A native of California, Main served in the U.S. Navy during the Korean War. He had a long career as a freelance studio trombonist in Los Angeles. He performed at television and film studios and played with many orchestras and bands including those led by Nelson Riddle, Henry Mancini, Michel Legrand, Bill Conti, Les Brown and Harry James. Main's motion picture, television and recording credits include performances with great artists such as Frank Sinatra, Mel Torme, Bob Hope and Tony Bennett. He was an internationally renowned teacher and educator sought out by students and professional brass players.
Our 2011 Jazz Night Concert on May 21 featured trombonist Bill Watrous. Watrous, a friend of Main's, dedicated the concert to him. The department's May 17 All That Brass concert was also dedicated to him.
The Music Department will host a memorial recital in Main's honor. It is still in the planning stages; details will be announced soon. Please visit our Roy Main Web page for updates.
While our music community misses his gracious, smiling presence and his inspired teaching, we are grateful that we all received the benefit of his artistry, pedagogy, determination and patience.

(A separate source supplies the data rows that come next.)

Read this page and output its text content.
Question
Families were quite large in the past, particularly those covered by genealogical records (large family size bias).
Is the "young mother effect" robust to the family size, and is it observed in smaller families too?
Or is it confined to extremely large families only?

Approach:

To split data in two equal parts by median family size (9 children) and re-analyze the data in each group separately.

The Main family asks that memorial donations be made to the "Roy Main/Olga Termini Music Scholarship," a student scholarship Main originated when he retired from Cal State Los Angeles, administered by the CSULA Friends of Music.

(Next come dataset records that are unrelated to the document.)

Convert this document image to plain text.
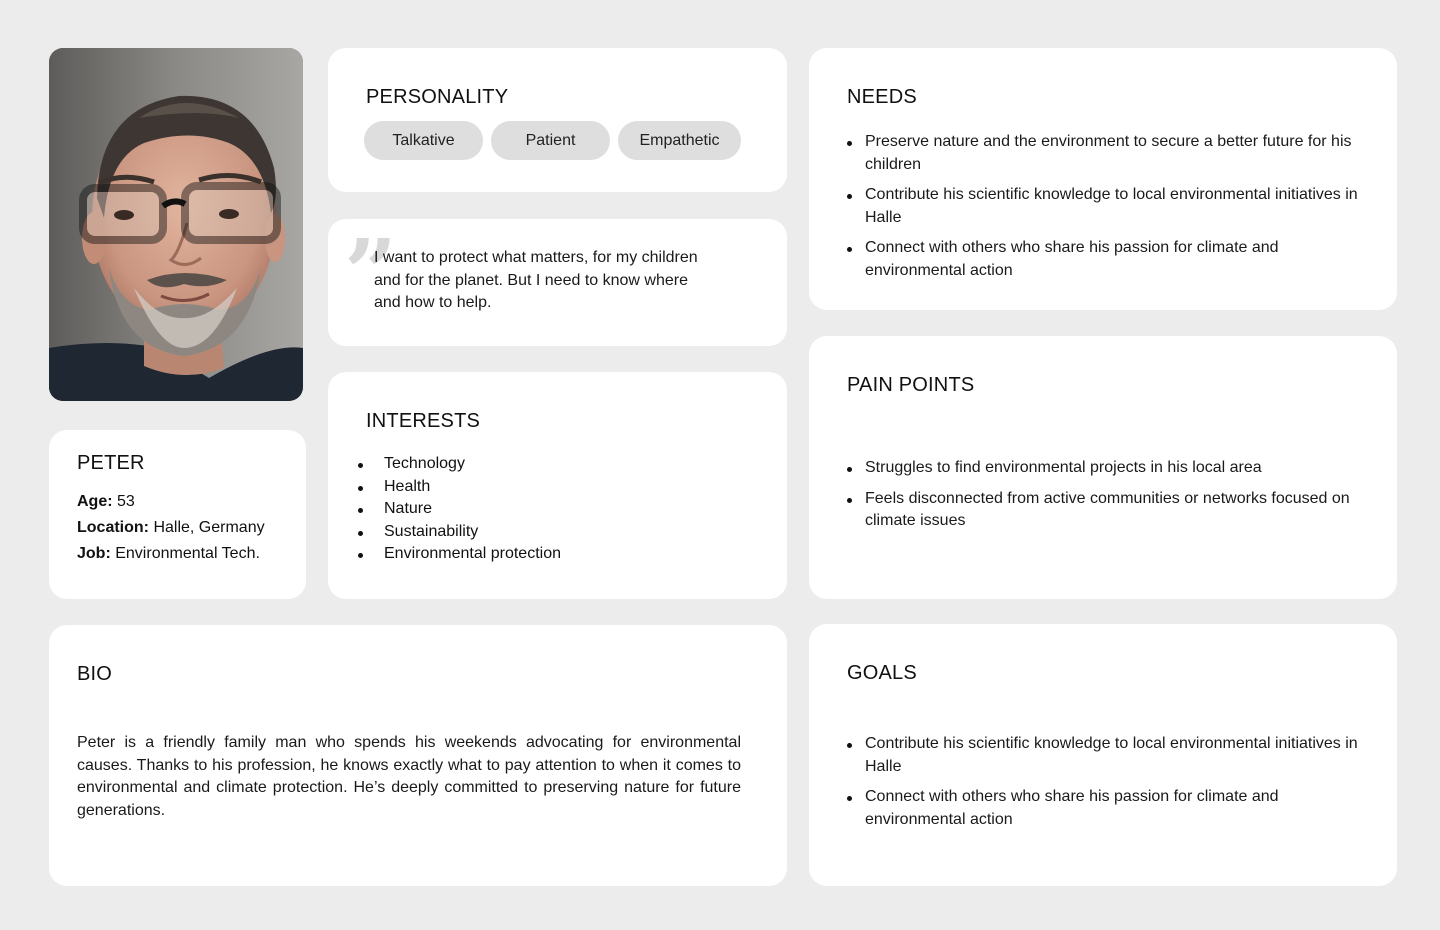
PETER
Age: 53
Location: Halle, Germany
Job: Environmental Tech.
PERSONALITY
Talkative	Patient	Empathetic
”

I want to protect what matters, for my children and for the planet. But I need to know where and how to help.

INTERESTS
Technology
Health
Nature
Sustainability
Environmental protection
NEEDS
Preserve nature and the environment to secure a better future for his children
Contribute his scientific knowledge to local environmental initiatives in Halle
Connect with others who share his passion for climate and environmental action
PAIN POINTS
Struggles to find environmental projects in his local area
Feels disconnected from active communities or networks focused on climate issues
BIO

Peter is a friendly family man who spends his weekends advocating for environmental causes. Thanks to his profession, he knows exactly what to pay attention to when it comes to environmental and climate protection. He’s deeply committed to preserving nature for future generations.

GOALS
Contribute his scientific knowledge to local environmental initiatives in Halle
Connect with others who share his passion for climate and environmental action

The Music Department — and the entire San Luis Obispo arts community — lost a wonderful and generous friend and advocate when Peggy Peterson passed away on Tuesday, April 19. Peggy, along with her late husband Gerry, who passed away in 2008, supported the arts and education with a joyous dedication and passion for many, many years. Peggy summed up her philosophy of life quite simply: "When you have two hands and two arms, it would be terrible to have them glued to your sides. It's absolutely imperative that you use them to serve, to love and to give."
Peggy lived by this philosophy, and the entire San Luis Obispo and Cal Poly community benefited from her service, love and generosity. She helped virtually every arts organization in the community, and was a fixture at concerts — especially those involving young people. She continued to attend performances and events even when she was in a great deal of pain. In fact, she attended a gala dinner celebration on stage at the Performing Arts Center less than two weeks before she passed away. Peggy's spirit of generosity — and the determination with which she lived her exemplary life — are wonderful examples of what we can do with our time on earth. She leaves an impressive legacy, and will be missed.